Ein anderes Mal war die Marquise zum Besuch bei ihrer Freundin, der Gattin des gefeierten Deputirten Charles von Lameth. Sie gingen im Garten spazieren, als Abends ein junger Mann, Briefe in der Hand und sehr beschäftigt, zu ihnen trat und sich nach Lameth’s Bruder Alexander erkundigte. Frau von Lameth theilte ihm mit, daß dieser nicht hier anwesend sei, und ersuchte ihn gleichzeitig, einige weiße Rosen von einem benachbarten Rosenstrauch für die Marquise zu pflücken. Er that dies und überreichte der Letzteren die Blumen mit etwas theatralischem Anstand. Dabei fiel eine Rose aus dem Bouquet, welche der junge Mann anstandslos für sich behielt zur Erinnerung an diesen Augenblick. Er hatte die Schönheit wiedererkannt, die er einst unter dem Hut à la Velasquez im Atelier der Frau Lebrun gesehen; denn jener kunstsinnige Corrector und dieser galante Schreiber waren eine und dieselbe Person. Als er sich entfernt hatte, entwarf Frau von Lameth ihrer Freundin ein wenig schmeichelhaftes Bild des jungen Mannes, der ebenso leichtsinnig wie träge sei, trotz seiner geistigen Begabung, und den ihr Schwager sobald wie möglich entlassen werde.

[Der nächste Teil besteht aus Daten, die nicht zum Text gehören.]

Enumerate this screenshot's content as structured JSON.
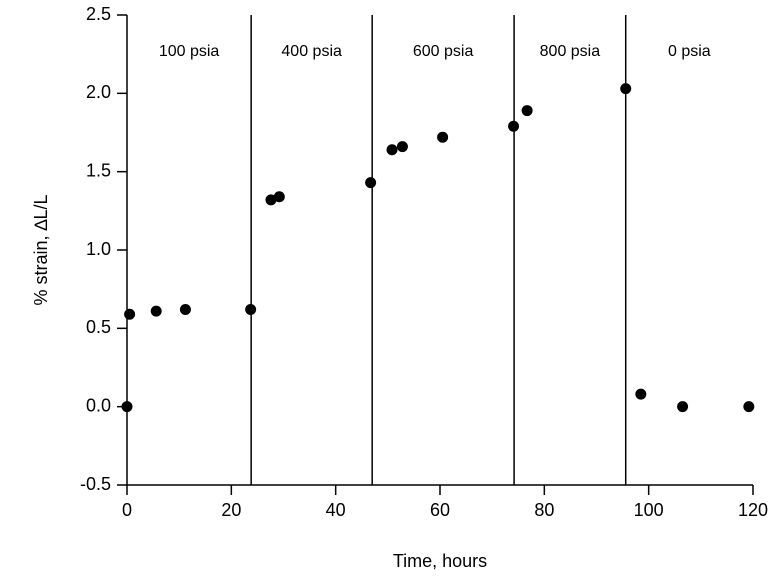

Setzer, Corrector, Advocatenschreiber – und zwei Jahre darauf einer der furchtbaren Gewalthaber der französischen Revolution, vor welchem eine der ersten Städte Frankreichs erzitterte! Welche unglaubliche Wandlung des Geschicks in dieser Zeit des gewaltthätigen Umschwungs! Jener junge Mann trug den Namen Tallien, und damals ahnte die schöne Marquise noch nicht, daß sie selbst einst diesen Namen führen werde.

Tallien gab bald darauf seine subalternen Stellungen auf; er wurde Journalist; sein „Ami des citoyens“ hatte großen Erfolg; sein Name fand ein Echo in Paris. Er wurde in die Commune gewählt und sprach als Vertreter der Pariser Gemeinde, als Vertheidiger ihrer Beschlüsse und des 10. August im Convent. „Die Männer des 10. August,“ sagte er, „verlangen nichts als Gerechtigkeit; sie wollten nur dem Willen des Volkes gehorchen.“ Seine Rede war schwunghaft und unerschrocken; er klagte den Convent an, indem er die Commune vertheidigte. Auf der Tribüne befand sich eine Hörerin, auf welche diese Kühnheit bei so großer Jugend, diese stolze drohende Haltung tiefen Eindruck machte. Sie applaudirte mit den andern; es war die Marquise von Fontenay.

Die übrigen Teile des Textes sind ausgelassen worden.